Aside from poking holes in the accounts of his accusers, Fairfax targeted his political opponents, among them Richmond Mayor Levar Stoney, a rising star in the state’s Democratic party.
Fairfax said Stoney sees him as a political rival and insists the mayor tried to derail his ascent to governor.
“It's about power, it's about access. It's about money and, unfortunately for some people, it's about a game,” Fairfax said.
Outlined in the lawsuit against CBS is a claim by Fairfax that states associates of Stoney pressured Tyson to go public with her accusation during the weekend of Northam’s scandal.
"It was no accident that Tyson’s private message ended up in the mainstream
media, as this had been the plan all along," the lawsuit states.
One text included in court filings is what Fairfax says is a message to Tyson from an associate of one of Stoney's staffers.
It reads, “Friend, Northam may be forced to resign tomorrow.

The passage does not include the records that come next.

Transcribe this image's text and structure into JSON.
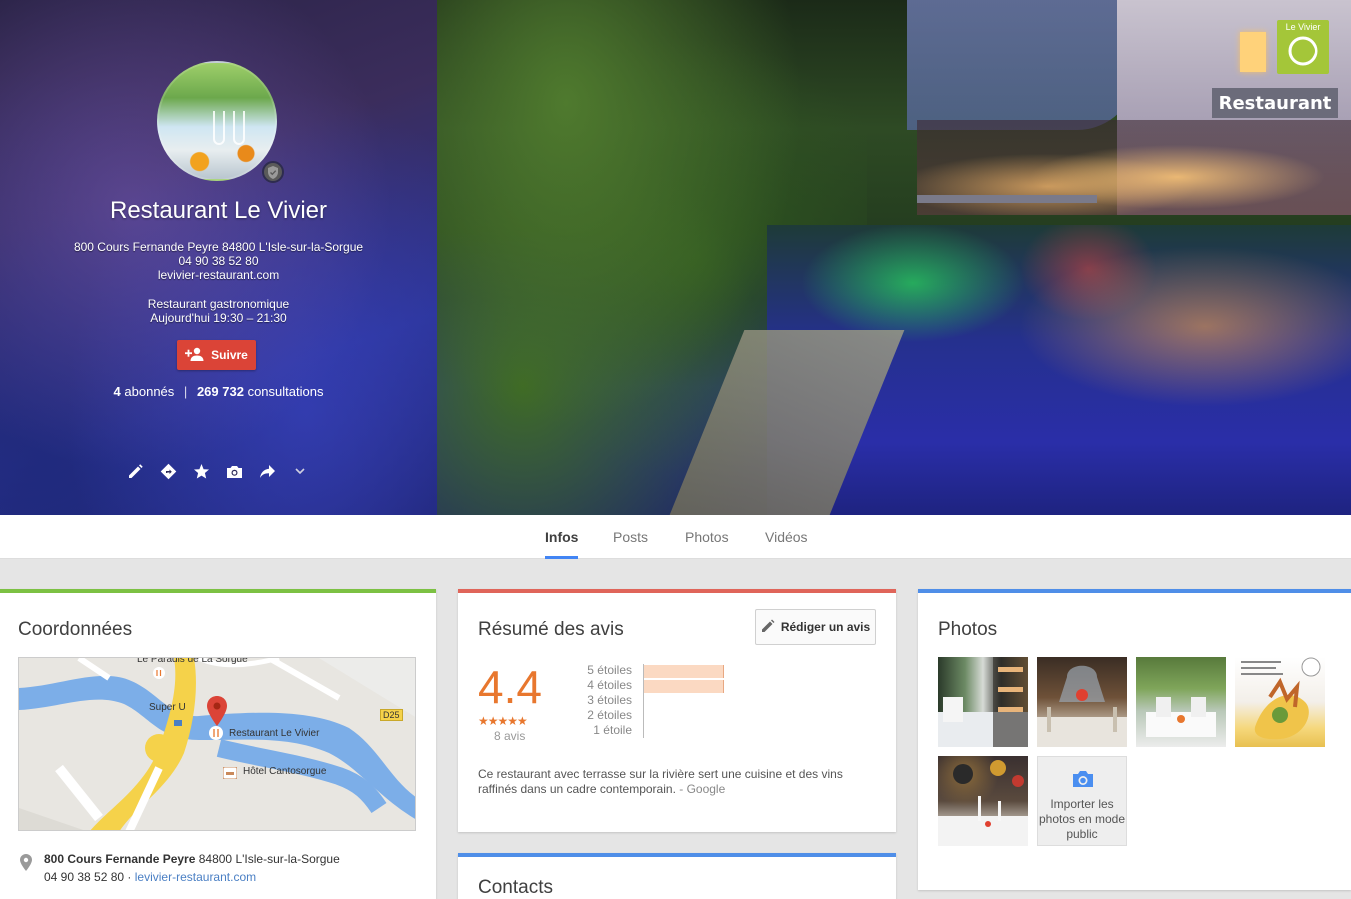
{
  "profile": {
    "name": "Restaurant Le Vivier",
    "address": "800 Cours Fernande Peyre 84800 L'Isle-sur-la-Sorgue",
    "phone": "04 90 38 52 80",
    "website": "levivier-restaurant.com",
    "category": "Restaurant gastronomique",
    "hours": "Aujourd'hui 19:30 – 21:30",
    "follow_label": "Suivre",
    "followers_count": "4",
    "followers_label": "abonnés",
    "stats_separator": "|",
    "views_count": "269 732",
    "views_label": "consultations"
  },
  "cover": {
    "sign_text": "Restaurant",
    "logo_text": "Le Vivier"
  },
  "tabs": [
    {
      "label": "Infos",
      "active": true
    },
    {
      "label": "Posts",
      "active": false
    },
    {
      "label": "Photos",
      "active": false
    },
    {
      "label": "Vidéos",
      "active": false
    }
  ],
  "coordonnees": {
    "title": "Coordonnées",
    "map_labels": {
      "paradis": "Le Paradis de La Sorgue",
      "superu": "Super U",
      "restaurant": "Restaurant Le Vivier",
      "hotel": "Hôtel Cantosorgue",
      "road": "D25"
    },
    "address_bold": "800 Cours Fernande Peyre",
    "address_rest": " 84800 L'Isle-sur-la-Sorgue",
    "phone": "04 90 38 52 80",
    "separator": " · ",
    "website": "levivier-restaurant.com"
  },
  "reviews": {
    "title": "Résumé des avis",
    "write_label": "Rédiger un avis",
    "rating": "4.4",
    "stars_glyphs": "★★★★★",
    "count_label": "8 avis",
    "distribution": [
      {
        "label": "5 étoiles",
        "share": 0.5
      },
      {
        "label": "4 étoiles",
        "share": 0.5
      },
      {
        "label": "3 étoiles",
        "share": 0
      },
      {
        "label": "2 étoiles",
        "share": 0
      },
      {
        "label": "1 étoile",
        "share": 0
      }
    ],
    "summary": "Ce restaurant avec terrasse sur la rivière sert une cuisine et des vins raffinés dans un cadre contemporain.",
    "summary_source": " - Google"
  },
  "contacts": {
    "title": "Contacts"
  },
  "photos": {
    "title": "Photos",
    "upload_label": "Importer les photos en mode public"
  },
  "colors": {
    "coordonnees_accent": "#7cc143",
    "reviews_accent": "#e0655a",
    "photos_accent": "#4f8ee8",
    "contacts_accent": "#4f8ee8",
    "follow_button": "#db4437",
    "rating": "#e8772e",
    "tab_indicator": "#4285f4"
  }
}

Thad and I think your story should get to the local press TODAY, rather than later.”
A spokesperson for Stoney said by email, “The insinuation is 100 percent untrue, and frankly, it’s offensive.”
Fairfax said, "If you really believe this is a true allegation, why would you sit on it and wait to target at the opportune time? That's you weaponizing a false allegation. That's you weaponizing the #MeToo movement."
A lawyer for Watson said her client would still like to testify.
Tyson’s lawyer, Lisa Banks said, “Dr. Tyson is fully prepared to testify before the Virginia General Assembly and has consistently called for lawmakers to convene a bipartisan hearing. She has also left open all options with respect to pursuing criminal claims with the D.A.’s office in Suffolk County, Massachusetts.”
CBS has asked a judge to dismiss Fairfax’s defamation lawsuit, claiming it’s baseless and is being used to silence his accusers and attack his opponents.
A hearing on CBS’ motion to dismiss is scheduled for Dec. 6.
Prior to his lawsuit against CBS, Fairfax has also used other avenues to try and prove his innocence.
He submitted to two polygraph tests and released a statement that said he passed – which, he said, further illustrated his innocence.
.
Fairfax also pleaded before his colleagues in the general assembly before 2019’s session wrapped up. That plea made national headlines when he compared his situation to a lynching.
RELATED: Virginia's Lt. Gov. Justin Fairfax compares himself to lynching victims
“I’ve heard much about anti-lynching on the floor of this very Senate, where people were not given any due process whatsoever, and we rue that,” he said at the dais in late February. “We talk about hundreds, at least 100 terror lynchings that have happened in the Commonwealth of Virginia under those very same auspices. And yet we stand here in a rush to judgment with nothing but accusations and no facts, and we decide that we are willing to do the same thing."
He also stepped down from the Northern Virginia law firm where he was a partner to focus solely on the job of lieutenant governor – usually a more ceremonial role in the state which pays only $36,000 a year.
“There's obviously people out there who didn't want to see me in this position. Right? They were willing to do things to try to stop me from serving in that role or from advancing,” Fairfax said.
Fairfax said there may be further litigation.